An organic membrane may be the world’s next best battery and may revolutionize energy storage as we know it – it can bear far more energy than capacitors can, and can charge quicker than ever. Not to mention that it’s also dead-cheap.
The energy-storing membrane has been invented by a team from the NUS Nanoscience and Nanotechnology Initiative from Singapore, led by Dr. Xie Xian Ning.
It uses a polystyrene-based polymer to deposit the soft and foldable membrane converted from organic waste. Two graphite plates charge the membrane at 0.2 farads per square centimeter. Compare that with the maximum of 1 farad of an ordinary capacitor and you’ve figured out we have something big here.
What’s more important than the storage capacity (or at least as important), is the price of $0.62 per farad, compared to the $7 per farad of normal liquid electrolyte capacitors in use nowadays.
Dr. Xie said: “Compared to rechargeable batteries and supercapacitors, the proprietary membrane allows for very simple device configuration and low fabrication cost. Moreover, the performance of the membrane surpasses those of rechargeable batteries, such as lithium ion and lead-acid batteries, and supercapacitors.”
“With the advent of our novel membrane, energy storage technology will be more accessible, affordable, and producible on a large scale. It is also environmentally-friendly and could change the current status of energy technology,” he added.
It’ll take a while until the team will finish studying all of the aspects involved in making this membrane work in all kinds of circumstances, from iPads to EVs, but I guess that we’ll have working prototypes in a few years – the market needs this kind of products like hot bread.
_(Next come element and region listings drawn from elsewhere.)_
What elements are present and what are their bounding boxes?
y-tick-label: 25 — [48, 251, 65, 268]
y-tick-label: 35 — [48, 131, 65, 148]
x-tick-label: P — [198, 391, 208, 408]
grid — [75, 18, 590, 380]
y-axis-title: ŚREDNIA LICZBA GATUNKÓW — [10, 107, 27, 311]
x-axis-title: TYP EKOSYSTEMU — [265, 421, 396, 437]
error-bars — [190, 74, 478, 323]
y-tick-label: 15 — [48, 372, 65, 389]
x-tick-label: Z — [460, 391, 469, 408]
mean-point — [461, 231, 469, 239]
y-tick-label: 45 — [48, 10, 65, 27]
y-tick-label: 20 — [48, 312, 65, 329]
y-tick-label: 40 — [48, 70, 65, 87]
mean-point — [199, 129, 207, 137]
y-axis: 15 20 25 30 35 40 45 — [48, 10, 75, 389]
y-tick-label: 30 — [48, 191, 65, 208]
Let’s only think of the advantages such a membrane-based battery would give the world. First of all, it would be safer than any of the lithium ion batteries used today. Its weight would be heavily reduced, while the vehicles wearing it would be able to have it embedded in the chassis, not disturbing the car’s weight distribution. Finally, the price will tell the difference, because if such an invention will be brought to the market at ridiculous prices, gasoline won’t stand a chance.
What do you think?
[via cleantechnica]
Either the math in this article is horribly wrong, or the author has an incomplete understanding of electrical equivalencies. 1 Farad = .5 joules, 1kwh = 3.6 Megajoules. To replace a Tesla S battery (85kwh) at $.62 per farad would cost 3,600,000 * 85 * .62 =~ $180 Million. A 1 Farad capacitor costs about $2 in quantity, so this would be able to replace existing capacitors, but is nowhere near lithium batteries.